Les mandats de gouvernance sont demandés sur le même ton que des prestations administratives, et ce ne sont pas des prestations administratives. Un administrateur doit des devoirs à la société et peut être personnellement responsable de manquements dans sa gestion. Un trustee détient la propriété juridique d'actifs et répond devant les bénéficiaires de la manière dont il l'exerce. Ni l'une ni l'autre position n'est amoindrie par une entente entre les parties selon laquelle le mandataire suivra les instructions.
Le mot le plus employé dans ces conversations est celui de prête-nom, et il porte une implication que le droit ne soutient généralement pas. Qualifier un administrateur de prête-nom ne modifie pas les devoirs attachés à la fonction, et un tribunal ou un régulateur examinant la conduite de la société s'attachera à ce que l'administrateur a fait, non à la manière dont le mandat a été nommé.

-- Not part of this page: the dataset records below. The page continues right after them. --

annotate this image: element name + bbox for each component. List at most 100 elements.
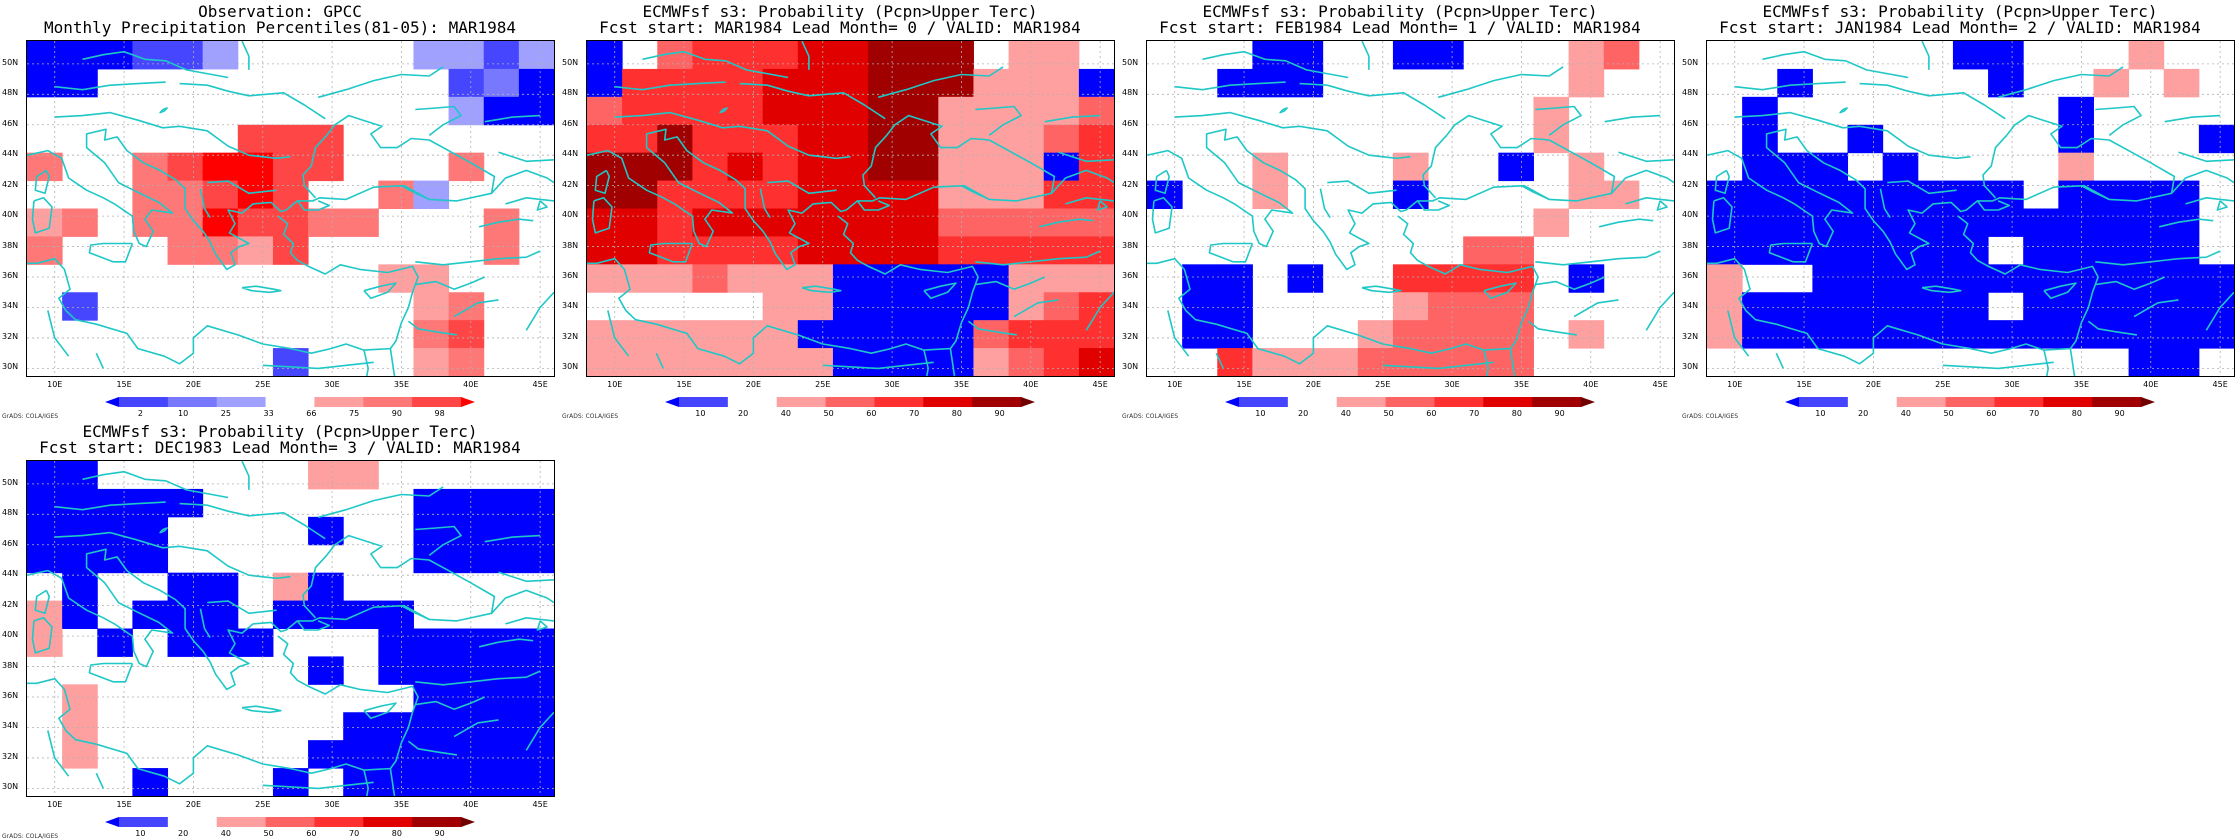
- grid-cell: [132, 152, 169, 182]
- coastline: [505, 197, 554, 205]
- grid-cell: [2093, 320, 2130, 349]
- colorbar-label: 40: [1340, 409, 1351, 418]
- grid-cell: [1498, 236, 1534, 265]
- grid-cell: [2128, 180, 2165, 209]
- colorbar-segment: [1896, 397, 1947, 407]
- lon-label: 20E: [185, 800, 202, 809]
- lat-label: 32N: [562, 331, 579, 341]
- coastline: [525, 711, 554, 751]
- grid-cell: [1043, 320, 1080, 349]
- colorbar-segment: [665, 397, 679, 407]
- grid-cell: [413, 516, 450, 546]
- coastline: [923, 282, 957, 300]
- grid-cell: [167, 41, 204, 70]
- colorbar-label: 2: [137, 409, 143, 418]
- coastline: [207, 180, 277, 195]
- lon-label: 45E: [532, 800, 548, 809]
- colorbar-label: 90: [434, 829, 445, 838]
- grid-cell: [973, 96, 1010, 126]
- grid-cell: [1952, 320, 1989, 349]
- grid-cell: [1952, 180, 1989, 209]
- grid-cell: [518, 488, 554, 518]
- grid-cell: [97, 516, 133, 546]
- grid-cell: [1847, 236, 1884, 265]
- grid-cell: [1182, 320, 1218, 349]
- grid-cell: [413, 264, 450, 293]
- grid-cell: [868, 41, 904, 70]
- grid-cell: [308, 740, 344, 769]
- coastline: [54, 81, 166, 91]
- coastline: [498, 151, 554, 163]
- grid-cell: [2163, 208, 2200, 237]
- colorbar-segment: [1581, 397, 1595, 407]
- grid-cell: [832, 348, 869, 376]
- coastline: [363, 769, 370, 796]
- lat-label: 50N: [562, 57, 579, 67]
- grid-cell: [2128, 264, 2165, 293]
- coastline: [199, 608, 211, 639]
- grid-cell: [1287, 264, 1324, 293]
- coastline: [199, 188, 211, 219]
- map-svg: [587, 41, 1114, 376]
- coastline: [1535, 276, 1606, 290]
- grid-cell: [832, 320, 869, 349]
- coastline: [296, 620, 331, 631]
- coastline: [801, 285, 842, 294]
- lat-label: 48N: [2, 508, 19, 518]
- grid-cell: [448, 41, 485, 70]
- grid-cell: [237, 124, 274, 154]
- grid-cell: [727, 96, 764, 126]
- grads-credit: GrADS: COLA/IGES: [2, 833, 59, 840]
- grid-cell: [2128, 41, 2165, 70]
- grid-cell: [202, 572, 239, 602]
- grid-cell: [1917, 320, 1954, 349]
- grid-cell: [483, 684, 520, 713]
- grid-cell: [903, 208, 939, 237]
- coastline: [415, 250, 541, 266]
- grid-cell: [1707, 320, 1743, 349]
- grid-cell: [938, 348, 974, 376]
- colorbar-label: 10: [178, 409, 189, 418]
- coastline: [363, 702, 397, 720]
- grid-cell: [1008, 180, 1045, 209]
- coastline: [614, 111, 851, 160]
- grid-cell: [272, 348, 309, 376]
- grid-cell: [1463, 320, 1499, 349]
- lon-label: 20E: [1865, 380, 1882, 389]
- coastline: [1527, 320, 1578, 336]
- grid-cell: [727, 208, 764, 237]
- grid-cell: [167, 572, 204, 602]
- grid-cell: [1428, 292, 1464, 321]
- lon-label: 10E: [607, 380, 623, 389]
- colorbar-segment: [363, 817, 413, 827]
- grid-cell: [868, 236, 904, 265]
- grid-cell: [448, 292, 485, 321]
- grid-cell: [692, 152, 729, 182]
- coastline: [1645, 291, 1674, 331]
- grid-cell: [832, 180, 869, 209]
- coastline: [27, 534, 496, 691]
- grid-cell: [657, 124, 693, 154]
- colorbar-segment: [119, 817, 169, 827]
- coastline: [1051, 169, 1114, 194]
- lon-label: 30E: [324, 380, 340, 389]
- coastline: [1535, 250, 1661, 266]
- coastline: [1058, 151, 1114, 163]
- grid-cell: [413, 488, 450, 518]
- colorbar-segment: [727, 397, 778, 407]
- grid-cell: [413, 628, 450, 657]
- lon-label: 20E: [185, 380, 202, 389]
- graticule: [27, 461, 554, 796]
- coastline: [536, 200, 548, 211]
- grid-cell: [1043, 292, 1080, 321]
- grid-cell: [1533, 208, 1570, 237]
- panel-subtitle: Fcst start: DEC1983 Lead Month= 3 / VALI…: [39, 438, 521, 457]
- coastline: [2043, 349, 2050, 376]
- colorbar-segment: [119, 397, 169, 407]
- coastline: [491, 589, 554, 614]
- coastline: [1038, 218, 1094, 228]
- grid-cell: [1357, 320, 1394, 349]
- grid-cell: [797, 180, 834, 209]
- coastline: [484, 534, 541, 543]
- grid-cell: [797, 96, 834, 126]
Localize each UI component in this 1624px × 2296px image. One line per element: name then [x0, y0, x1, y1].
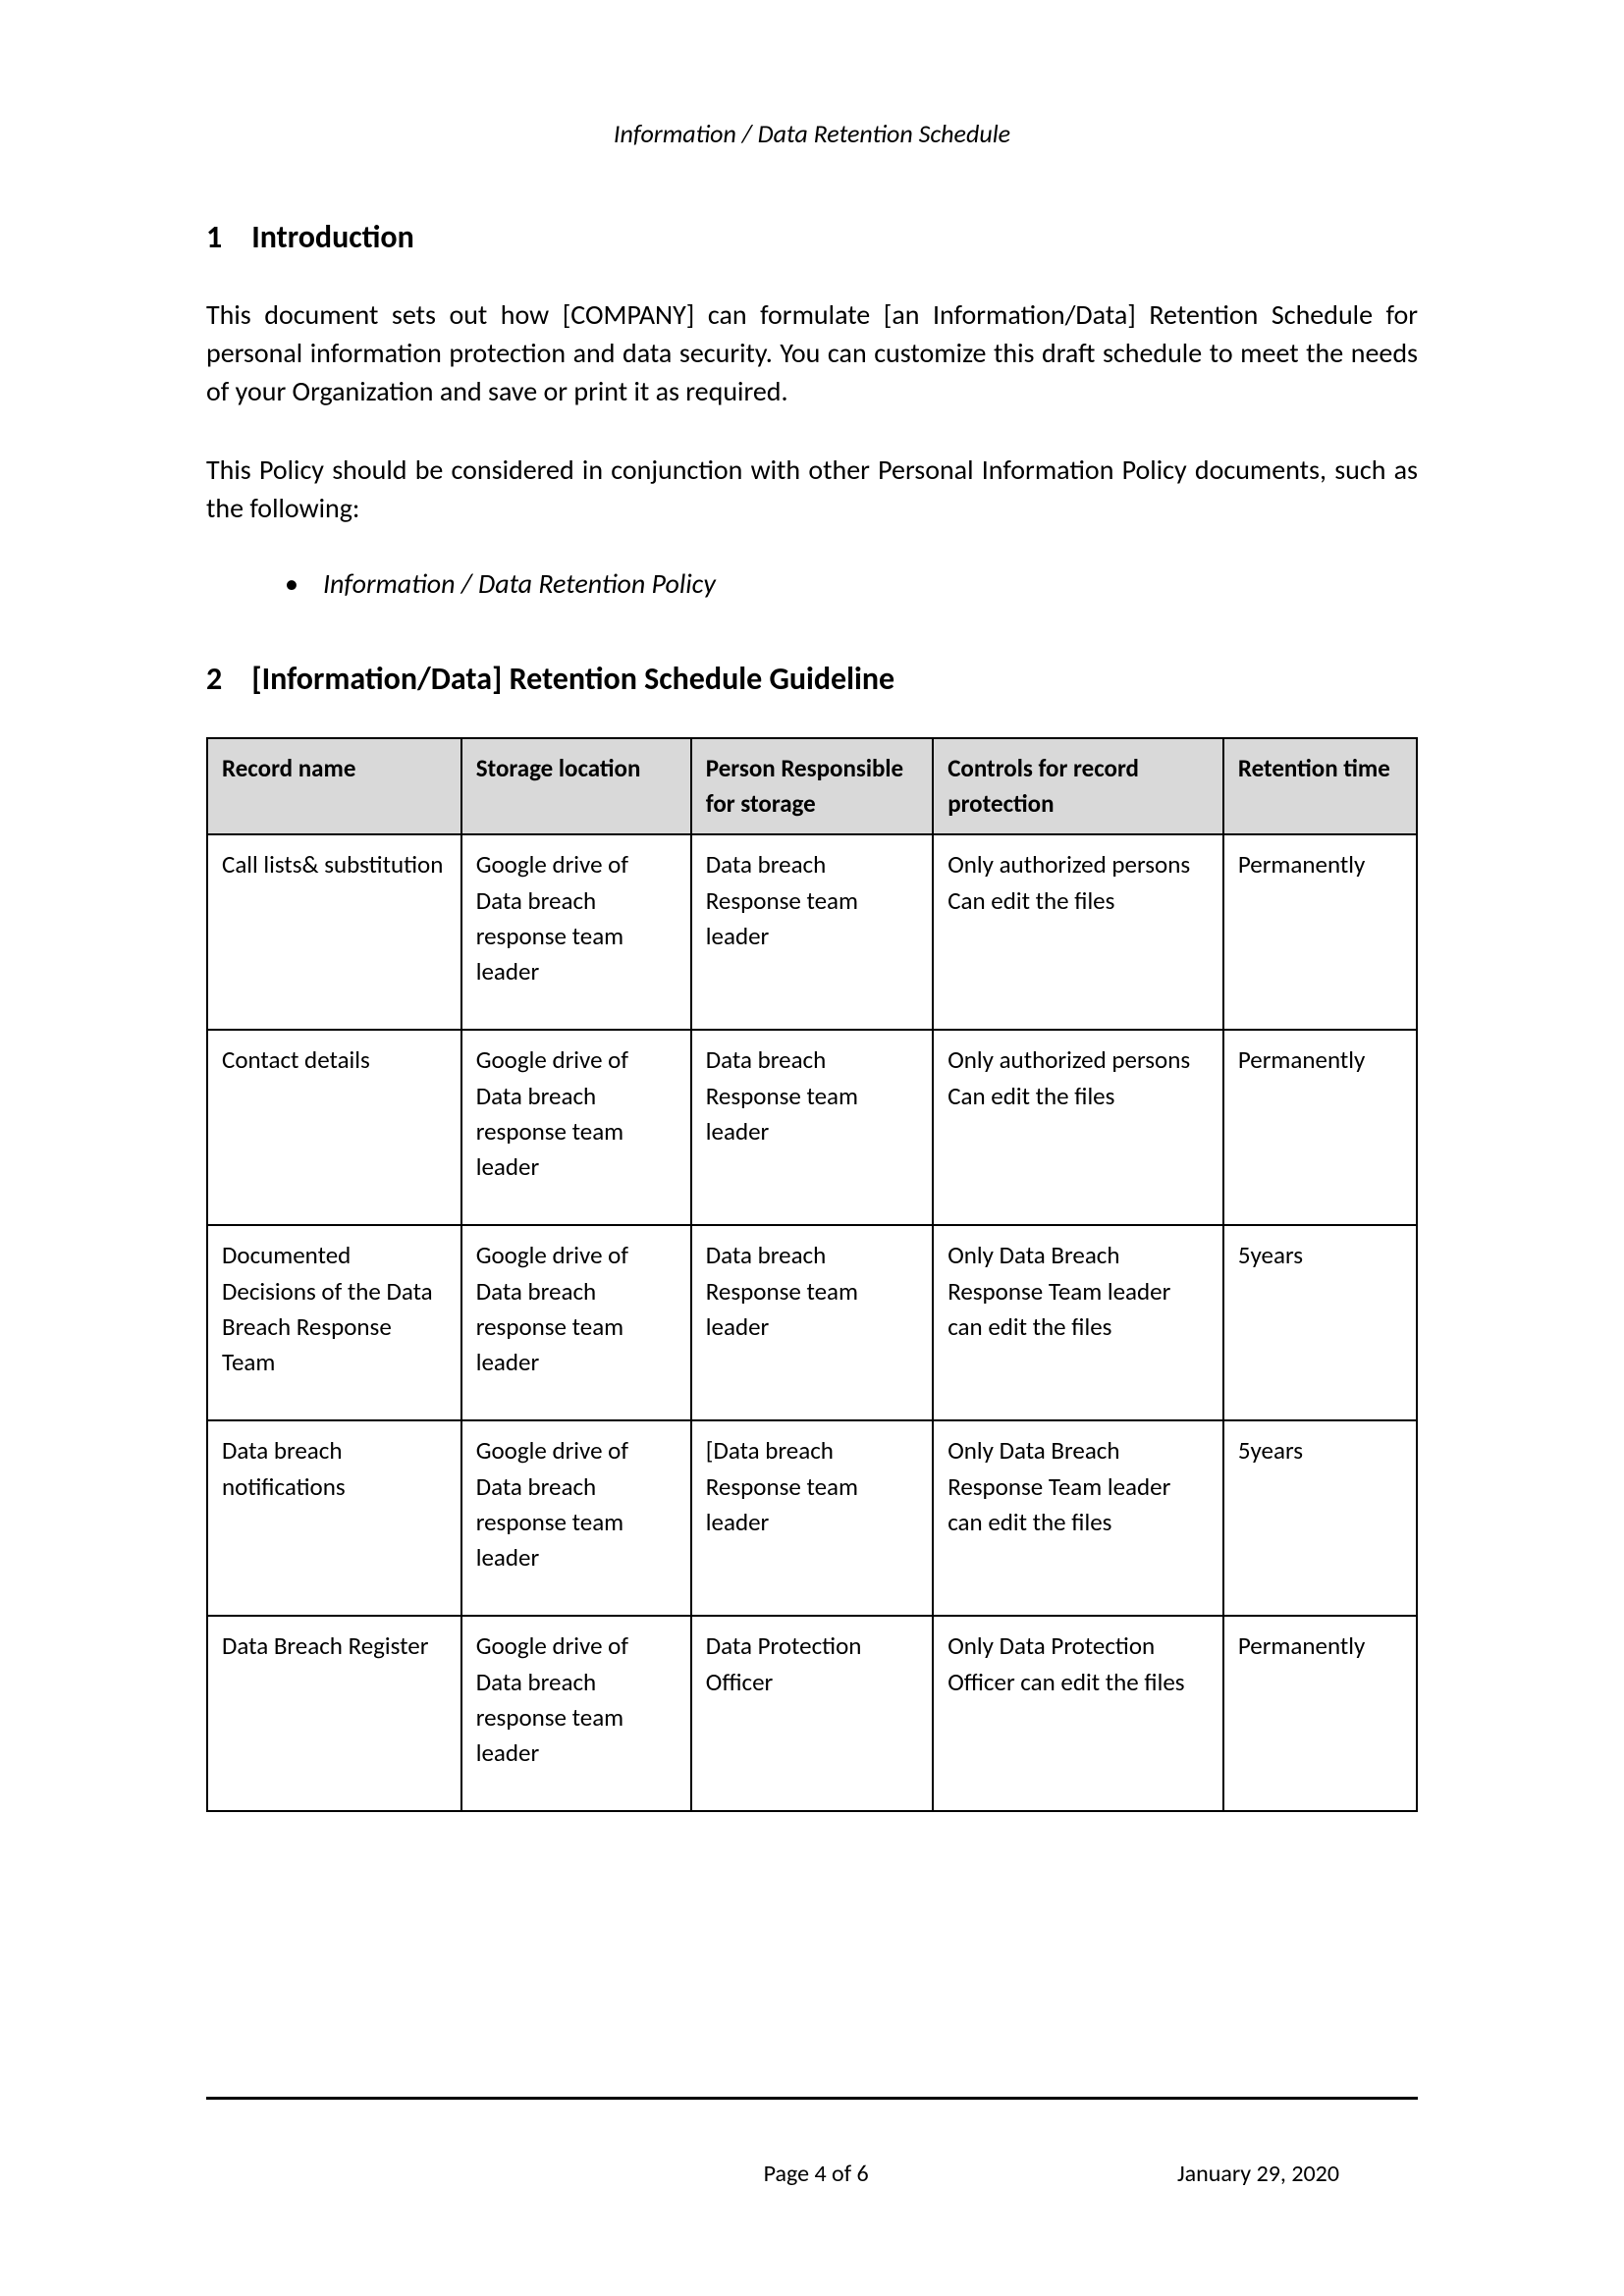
cell-person: Data breach Response team leader: [691, 1030, 933, 1225]
section-1-heading: 1 Introduction: [206, 218, 1418, 256]
cell-controls: Only Data Protection Officer can edit th…: [933, 1616, 1223, 1811]
cell-controls: Only Data Breach Response Team leader ca…: [933, 1225, 1223, 1420]
bullet-icon: •: [285, 566, 298, 601]
cell-record-name: Data breach notifications: [207, 1420, 461, 1616]
cell-storage: Google drive of Data breach response tea…: [461, 1420, 691, 1616]
cell-storage: Google drive of Data breach response tea…: [461, 1616, 691, 1811]
table-body: Call lists& substitution Google drive of…: [207, 834, 1417, 1811]
document-header-title: Information / Data Retention Schedule: [206, 118, 1418, 149]
cell-record-name: Data Breach Register: [207, 1616, 461, 1811]
section-1-para-2: This Policy should be considered in conj…: [206, 451, 1418, 527]
section-1-para-1: This document sets out how [COMPANY] can…: [206, 295, 1418, 411]
section-1-bullet-list: • Information / Data Retention Policy: [285, 566, 1418, 601]
footer-page-number: Page 4 of 6: [764, 2160, 869, 2188]
cell-retention: 5years: [1223, 1225, 1417, 1420]
cell-person: Data breach Response team leader: [691, 1225, 933, 1420]
cell-record-name: Call lists& substitution: [207, 834, 461, 1030]
cell-storage: Google drive of Data breach response tea…: [461, 834, 691, 1030]
col-header-controls: Controls for record protection: [933, 738, 1223, 835]
footer-divider: [206, 2097, 1418, 2100]
table-row: Contact details Google drive of Data bre…: [207, 1030, 1417, 1225]
cell-storage: Google drive of Data breach response tea…: [461, 1225, 691, 1420]
table-row: Data breach notifications Google drive o…: [207, 1420, 1417, 1616]
page-footer: Page 4 of 6 January 29, 2020: [206, 2160, 1418, 2188]
table-row: Documented Decisions of the Data Breach …: [207, 1225, 1417, 1420]
col-header-storage-location: Storage location: [461, 738, 691, 835]
section-2-title: [Information/Data] Retention Schedule Gu…: [251, 660, 1418, 698]
cell-controls: Only authorized personsCan edit the file…: [933, 1030, 1223, 1225]
col-header-person-responsible: Person Responsible for storage: [691, 738, 933, 835]
cell-controls: Only authorized personsCan edit the file…: [933, 834, 1223, 1030]
section-2-heading: 2 [Information/Data] Retention Schedule …: [206, 660, 1418, 698]
retention-schedule-table: Record name Storage location Person Resp…: [206, 737, 1418, 1813]
cell-retention: Permanently: [1223, 834, 1417, 1030]
table-row: Call lists& substitution Google drive of…: [207, 834, 1417, 1030]
section-1-number: 1: [206, 218, 222, 256]
cell-person: Data Protection Officer: [691, 1616, 933, 1811]
section-2-number: 2: [206, 660, 222, 698]
cell-retention: 5years: [1223, 1420, 1417, 1616]
col-header-retention-time: Retention time: [1223, 738, 1417, 835]
cell-person: [Data breach Response team leader: [691, 1420, 933, 1616]
table-header-row: Record name Storage location Person Resp…: [207, 738, 1417, 835]
section-1-title: Introduction: [251, 218, 1418, 256]
col-header-record-name: Record name: [207, 738, 461, 835]
cell-storage: Google drive of Data breach response tea…: [461, 1030, 691, 1225]
cell-retention: Permanently: [1223, 1030, 1417, 1225]
cell-retention: Permanently: [1223, 1616, 1417, 1811]
cell-record-name: Contact details: [207, 1030, 461, 1225]
footer-date: January 29, 2020: [1177, 2160, 1339, 2188]
cell-person: Data breach Response team leader: [691, 834, 933, 1030]
cell-controls: Only Data Breach Response Team leader ca…: [933, 1420, 1223, 1616]
bullet-text: Information / Data Retention Policy: [323, 566, 716, 601]
list-item: • Information / Data Retention Policy: [285, 566, 1418, 601]
cell-record-name: Documented Decisions of the Data Breach …: [207, 1225, 461, 1420]
table-row: Data Breach Register Google drive of Dat…: [207, 1616, 1417, 1811]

Ce qu'un mandat d'administrateur emporte réellement
Un administrateur doit agir dans le cadre des statuts, promouvoir l'intérêt de la société, exercer un jugement indépendant et faire preuve de soin, de compétence et de diligence raisonnables. Le devoir de jugement indépendant est ici le plus important, car il est directement incompatible avec un dispositif où l'administrateur se borne à exécuter les instructions d'un associé. L'administrateur qui procède ainsi n'a pas évité le devoir ; il l'a violé.
Les expositions qui en découlent sont concrètes. Lorsqu'une société poursuit son activité dans des circonstances où elle ne le devrait pas, que des déclarations ne sont pas déposées, que des impôts ne sont pas comptabilisés, ou que la société est utilisée à une fin que l'administrateur n'a pas examinée, une responsabilité personnelle peut être engagée, et elle l'est à l'égard de la personne titulaire du mandat. Interdiction de gérer et conséquences réglementaires s'y ajoutent. Le fait qu'on ait dit à l'administrateur qu'il ne serait pas impliqué ne constitue une défense à aucune d'elles.
Un mandat décrit ce dont une personne est responsable, non ce qu'elle a accepté de faire.
Le trusteeship, et pourquoi il pèse plus encore
La position du trustee est plus lourde que celle de l'administrateur à plusieurs égards. Le trustee détient les actifs, répond devant des bénéficiaires dont les intérêts peuvent être en conflit entre eux et avec les souhaits du constituant, et est soumis à des devoirs de loyauté et de prudence que les bénéficiaires eux-mêmes peuvent faire sanctionner. Une lettre de souhaits n'est pas une instruction, et le trustee qui la traite comme telle a manqué d'exercer la discrétion que le trust lui a conférée.
Il en résulte qu'un trusteeship ne peut raisonnablement être accepté comme un rôle passif. Il impose au trustee de comprendre les actifs, de les réexaminer, de considérer la situation des bénéficiaires et de garder trace de l'avoir fait. Lorsqu'une famille souhaite un dispositif où quelqu'un détient le titre et ne fait rien, ce qu'elle décrit n'est pas un trust qui résistera à l'examen, et la réponse appropriée est de le dire plutôt que d'accepter le mandat.
Les conditions auxquelles le cabinet accepte des mandats
Le cabinet n'accepte des mandats de gouvernance que s'ils sont licites dans la juridiction concernée, permis par sa licence et convenus séparément par écrit. C'est l'énoncé de conditions minimales et non d'une disponibilité dans un cas donné : les mandats sont examinés individuellement au regard de la structure, de l'activité et de la position d'acceptation du client, étant entendu que la personne nommée exercera effectivement la fonction.
Lorsqu'un mandat est accepté, il s'accompagne de ce que la fonction exige : une circulation correcte de l'information, des conseils réellement tenus et non seulement formalisés, des décisions prises par le mandataire au vu des éléments qui lui sont soumis, et des enregistrements en conséquence. Lorsque le client attend du mandataire qu'il occupe la fonction sans prendre part aux affaires de la société, le cabinet refuse, car un tel dispositif expose le mandataire à répondre d'une conduite qu'il a accepté de ne pas examiner, et offre au client une protection qui n'existe pas.
Cette note est d'application générale et ne constitue pas un conseil juridique, fiscal ou réglementaire. Elle décrit des pratiques observées auprès des établissements et ne saurait être invoquée à l'égard d'un mandat particulier.